L’insatisfaction professionnelle du personnel enseignant

La période d’insertion professionnelle est critique et caractérisée par un choc de réalité (Martineau et al., 2014), une obligation de faire face à une réalité désenchantée (Cattonar, 2008) amenant le novice en enseignement à prendre conscience de tous les défis qui définissent sa nouvelle profession (Mukamurera, 2011). En début de carrière, l’origine de plusieurs défis vécus par le personnel enseignant vient des difficultés à se représenter les problèmes, à les définir et à agir en conséquence (Pelletier et Marzouk, 2018). Pour certains, cette expérience peut entraîner un sentiment d’incompétence, de l’inconfort psychologique (Rojo et Minier, 2015) et une solitude professionnelle (Jeffrey, 2011). D’autres se sentent dans le doute, l’instabilité et la discontinuité, ce qui fait en sorte que les capacités d’adaptation et la polyvalence professionnelle sont mises à rude épreuve (Pelletier et Marzouk, 2018). Les difficultés rencontrées, le manque de ressources et d’accompagnement contribuent au fait que le personnel enseignant ne retire plus de satisfaction en lien avec son travail (Jeffrey, 2011), en plus d’avoir des répercussions sur le sentiment de bien-être chez les novices en enseignement (Devos, 2016).

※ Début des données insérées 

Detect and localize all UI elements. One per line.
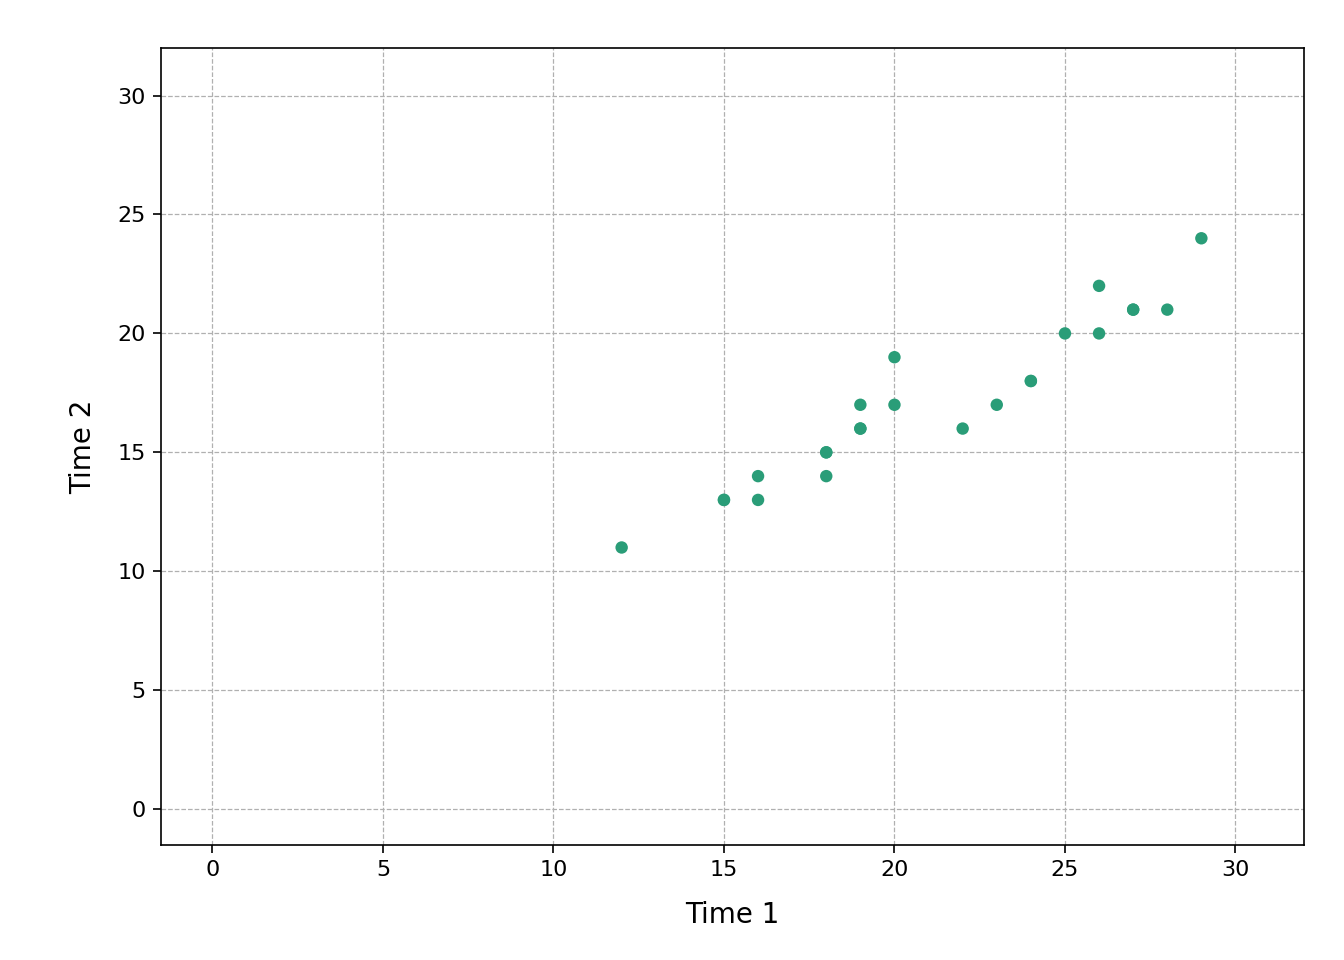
Y-axis label: Time 2: Time 2: [69, 399, 97, 493]
Point: [747, 492, 769, 508]
Point: [747, 468, 769, 484]
Point: [714, 492, 735, 508]
Point: [816, 444, 837, 460]
Point: [1122, 302, 1144, 318]
Point: [1054, 325, 1075, 341]
Point: [816, 468, 837, 484]
Point: [1157, 302, 1179, 318]
Point: [986, 397, 1008, 413]
Point: [1122, 302, 1144, 318]
Point: [714, 492, 735, 508]
Point: [1089, 325, 1110, 341]
Point: [952, 420, 973, 436]
Point: [1191, 230, 1212, 246]
Point: [849, 420, 871, 436]
Point: [849, 397, 871, 413]
Point: [1089, 278, 1110, 294]
Point: [884, 349, 906, 365]
Point: [612, 540, 633, 555]
Point: [1020, 373, 1042, 389]
Point: [849, 420, 871, 436]
Point: [884, 397, 906, 413]
Point: [816, 444, 837, 460]
Point: [1020, 373, 1042, 389]
X-axis label: Time 1: Time 1: [685, 900, 780, 929]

Le mal-être du personnel enseignant

Plusieurs auteures et auteurs parlent d’un mal-être se manifestant par de l’anxiété, un stress difficile à surmonter et de l’isolement causé par un manque de soutien (Goyette et Martineau, 2018). D’autres soulignent l’importance d’apprendre à mieux gérer ses émotions pour prévenir le décrochage (Pelletier et Marzouk, 2018; Martin et al., 2004), les aspects émotionnels ayant un effet sur la motivation, l’engagement et le bien-être au travail (Daigle et al, 2021; Martin et al., 2004; Pelletier et Marzouk, 2018). Le sentiment d’efficacité qui alimente celui de bien-être des gens (Devos, 2016) prend notamment sa source dans le fait de vivre des succès, de recevoir des encouragements et d’être en mesure de minimiser les effets du stress sur son état physique et émotionnel (Desmeules, 2016). Les études montrent également que le mentorat et l’accompagnement des novices en enseignement peuvent contribuer à créer un environnement d’apprentissage positif dans lequel on peut prendre des risques et développer son sentiment de compétence (Daigle et al., 2021; Gagnon et al., 2021; Kutsyuruba et al., 2019). Ainsi, l’accompagnement pédagogique et le soutien émotionnel (Morales-Perlaza, 2020) représentent des conditions favorisant le bien-être des novices en enseignement (Pelletier et Marzouk, 2018). Comme la profession enseignante est relationnelle, il est peu surprenant de constater que la collaboration et la création de relations positives avec des collègues et les élèves contribuent grandement au bien-être du personnel enseignant (Gray et al., 2017). La réussite des élèves et la relation avec eux sont parmi les facteurs les plus importants du bien-être au travail du personnel enseignant (Gratton et Chiasson, 2014).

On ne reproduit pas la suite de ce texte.